Théâtre: Étude, le petit frère sérieux de Money!

Le regard des comédiens rivé sur l'interview d'un député européen © Théâtre National
Lola Contessi Stagiaire

Après Money!, le Zoo Théâtre de Françoise Bloch poursuit son étude-critique de l’économie alias l' »éléphant dans la pièce« . Leur pièce Étude est au Théâtre National jusqu’à ce dimanche.

La fin des négociations autour de la loi européenne de séparation bancaire, le procès des américains à la Deutsche Bank et à ses produits toxiques, le travail acharné des lobbyistes bruxellois, le récent endettement de l’Italie pour sauver la Banca Monte dei Paschi: l’économie est partout. Et… on n’en parle pas. C’est du moins l’avis que le Zoo Théâtre s’est fondé après une nouvelle enquête au coeur du milieu financier. Les comédiens de Françoise Bloch sont bien décidés à remettre ces sujets brûlants sur le tapis dans leur nouvelle pièce Étude. Dans la lignée de Grow or go, d’Une société de service et de Money!, elle vient éclairer le monde de la finance et les liens encombrants entre le politique et l’économique.

Trois chercheurs exposent le résultat de leur étude dans une conférence loufoque. Ils se sont penchés par hasard sur le projet de loi européen de séparation bancaire et, comme suffoqués par les découvertes qu’ils ont faites, ils balbutient et se perdent dans leurs notes. L’exposé est pourtant très clair, et c’était sans aucun doute la volonté de la metteuse en scène. Françoise Bloch réalise en effet un théâtre documentaire, menant de véritables enquêtes, exploitant les vidéos et interviews récoltés et visant à créer chez ses spectateurs une prise de conscience. Dans Étude, les trois comédiens en scène (Romain David, Benoît Piret et Pierre Sartenaer) font face à un immense écran. Interviews, schémas, cartographies, streetviews… Derrière leur dos, les documents se succèdent comme autant de preuves d’une quête de véracité.

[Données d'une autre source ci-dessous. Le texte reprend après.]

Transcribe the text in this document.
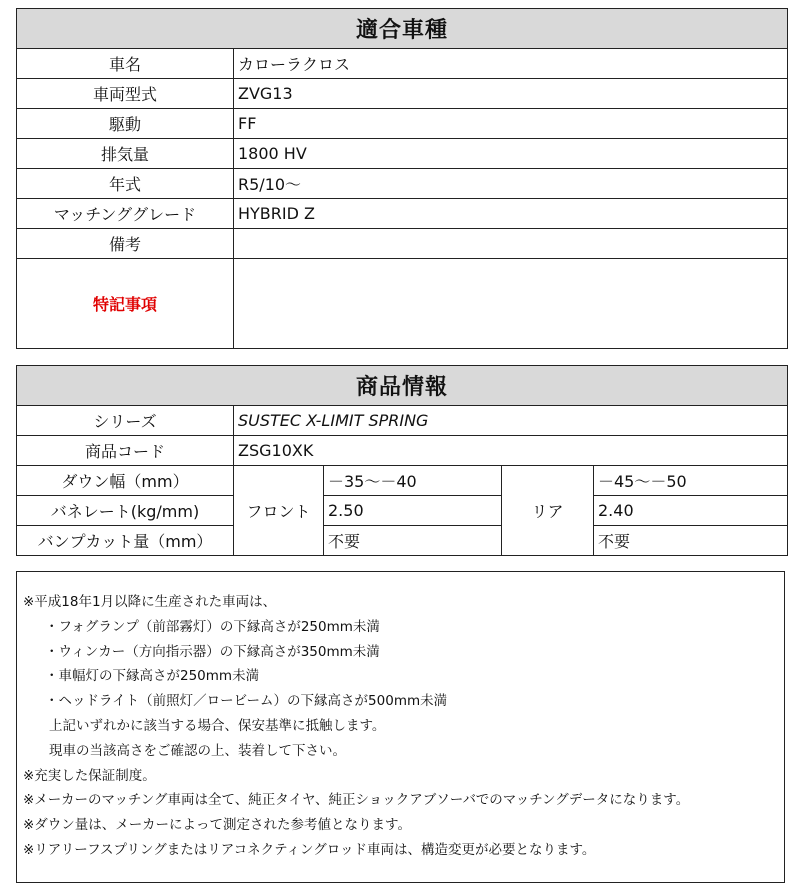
適合車種	
車名	カローラクロス
車両型式	ZVG13
駆動	FF
排気量	1800 HV
年式	R5/10～
マッチンググレード	HYBRID Z
備考	
特記事項	
商品情報				
シリーズ	SUSTEC X-LIMIT SPRING			
商品コード	ZSG10XK			
ダウン幅（mm）	フロント	－35～－40	リア	－45～－50
バネレート(kg/mm)		2.50		2.40
バンプカット量（mm）		不要		不要
※平成18年1月以降に生産された車両は、
・フォグランプ（前部霧灯）の下縁高さが250mm未満
・ウィンカー（方向指示器）の下縁高さが350mm未満
・車幅灯の下縁高さが250mm未満
・ヘッドライト（前照灯／ロービーム）の下縁高さが500mm未満
上記いずれかに該当する場合、保安基準に抵触します。
現車の当該高さをご確認の上、装着して下さい。
※充実した保証制度。
※メーカーのマッチング車両は全て、純正タイヤ、純正ショックアブソーバでのマッチングデータになります。
※ダウン量は、メーカーによって測定された参考値となります。
※リアリーフスプリングまたはリアコネクティングロッド車両は、構造変更が必要となります。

On attend cependant longtemps que les trois conférenciers sombrent dans la folie qu’ils décrivent. Sur le fil, ils s’en approchent dans quelques moments d’éclats, mais ne basculent jamais totalement. Les acteurs ne paraissent pas vraiment jouer et c’est une des particularités du théâtre de Françoise Bloch. « Je n’étais plus d’accord avec le rapport que les jeunes acteurs dans les écoles entretenaient avec le réel, avec le type d’attention qu’ils lui consacraient, plus pressés d’imiter un film, la télévision ou un autre acteur ou d’être naturels que d’imiter, de capturer, de rendre compte, avec leurs moyens à eux, du réel », déclarait la metteuse en scène à la revue Alternatives Théâtrales en 2011. Les comédiens d’Étude laissent un spectateur éveillé aux scandales oubliés du monde économique, mais étrangement déconcerté d’avoir assisté à un véritable exposé.

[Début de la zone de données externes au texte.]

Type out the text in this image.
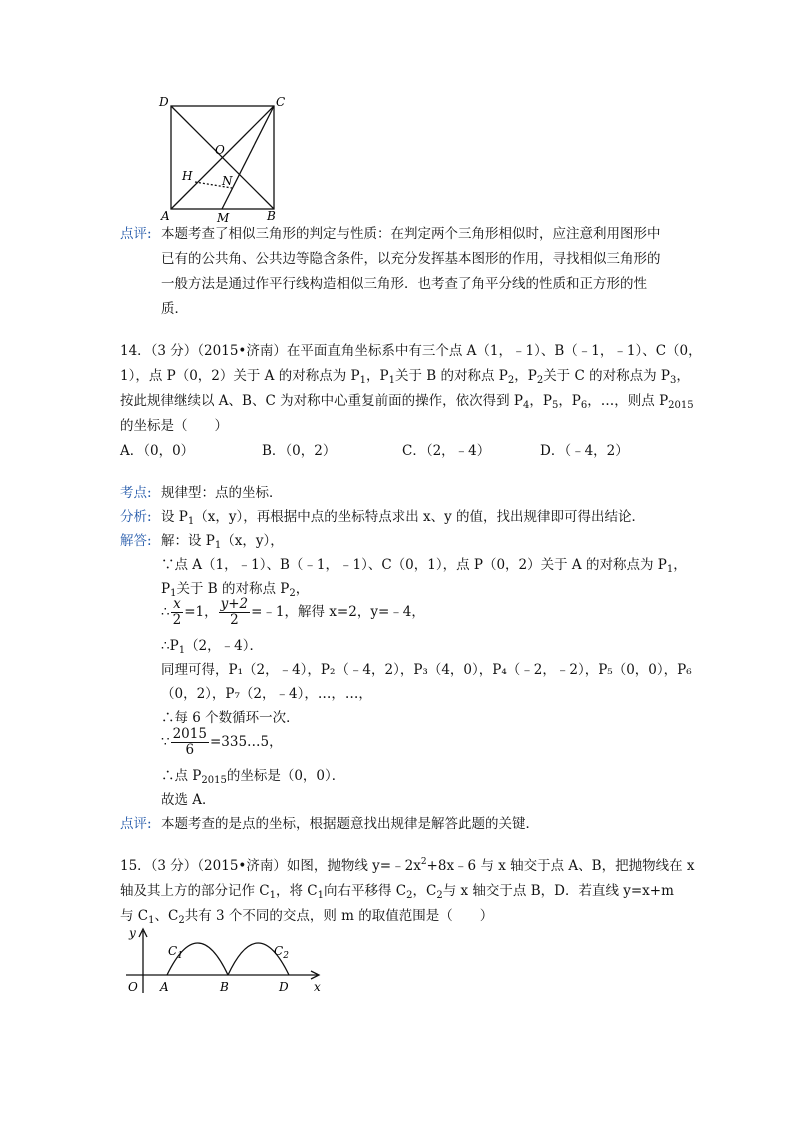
D	C
O
H N
A	M	B
点评: 本题考查了相似三角形的判定与性质：在判定两个三角形相似时，应注意利用图形中
已有的公共角、公共边等隐含条件，以充分发挥基本图形的作用，寻找相似三角形的
一般方法是通过作平行线构造相似三角形．也考查了角平分线的性质和正方形的性
质．
14．（3 分）（2015•济南）在平面直角坐标系中有三个点 A（1，﹣1）、B（﹣1，﹣1）、C（0，
1），点 P（0，2）关于 A 的对称点为 $P_1$，$P_1$关于 B 的对称点 $P_2$，$P_2$关于 C 的对称点为 $P_3$，
按此规律继续以 A、B、C 为对称中心重复前面的操作，依次得到 $P_4$，$P_5$，$P_6$，…，则点 $P_{2015}$
的坐标是（　　）
A．（0，0）	B．（0，2）	C．（2，﹣4）	D．（﹣4，2）
考点: 规律型：点的坐标．
分析: 设 $P_1(x$，y），再根据中点的坐标特点求出 x、y 的值，找出规律即可得出结论．
解答: 解：设 $P_1(x$，y），
∵点 A（1，﹣1）、B（﹣1，﹣1）、C（0，1），点 P（0，2）关于 A 的对称点为 $P_1$，
$P_1$关于 B 的对称点 $P_2$，
∴ $\frac{x}{2} =1$， $\frac{y+2}{2}$ =﹣1，解得 x=2，y=﹣4，
$\therefore P_1(2$，﹣4）．
同理可得，P₁（2，﹣4），P₂（﹣4，2），P₃（4，0），P₄（﹣2，﹣2），P₅（0，0），P₆
（0，2），P₇（2，﹣4），…，…，
∴每 6 个数循环一次．
∵ $\frac{2015}{6}$ =335…5，
∴点 $P_{2015}$的坐标是（0，0）．
故选 A．
点评: 本题考查的是点的坐标，根据题意找出规律是解答此题的关键．
15．（3 分）（2015•济南）如图，抛物线 $y=﹣2x^2+8x﹣6$ 与 x 轴交于点 A、B，把抛物线在 x
轴及其上方的部分记作 $C_1$，将 $C_1$向右平移得 $C_2$，$C_2$与 x 轴交于点 B，D．若直线 y=x+m
与 $C_1$、$C_2$共有 3 个不同的交点，则 m 的取值范围是（　　）
y
x
O A	B	D
$C_1$	$C_2$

Ce n’est pas pour rien que la metteuse en scène critique le langage alambiqué des lobbyistes: opaque, il devient un puissant instrument de pouvoir. C’est donc avec une écriture théâtrale claire que Françoise Bloch traite de sujets complexes. Pour rendre aux citoyens leur pouvoir, elle fait entrer l’éléphant dans la pièce. Gros comme un camion, il surprend le spectateur même si sa présence se fait par moments écrasante.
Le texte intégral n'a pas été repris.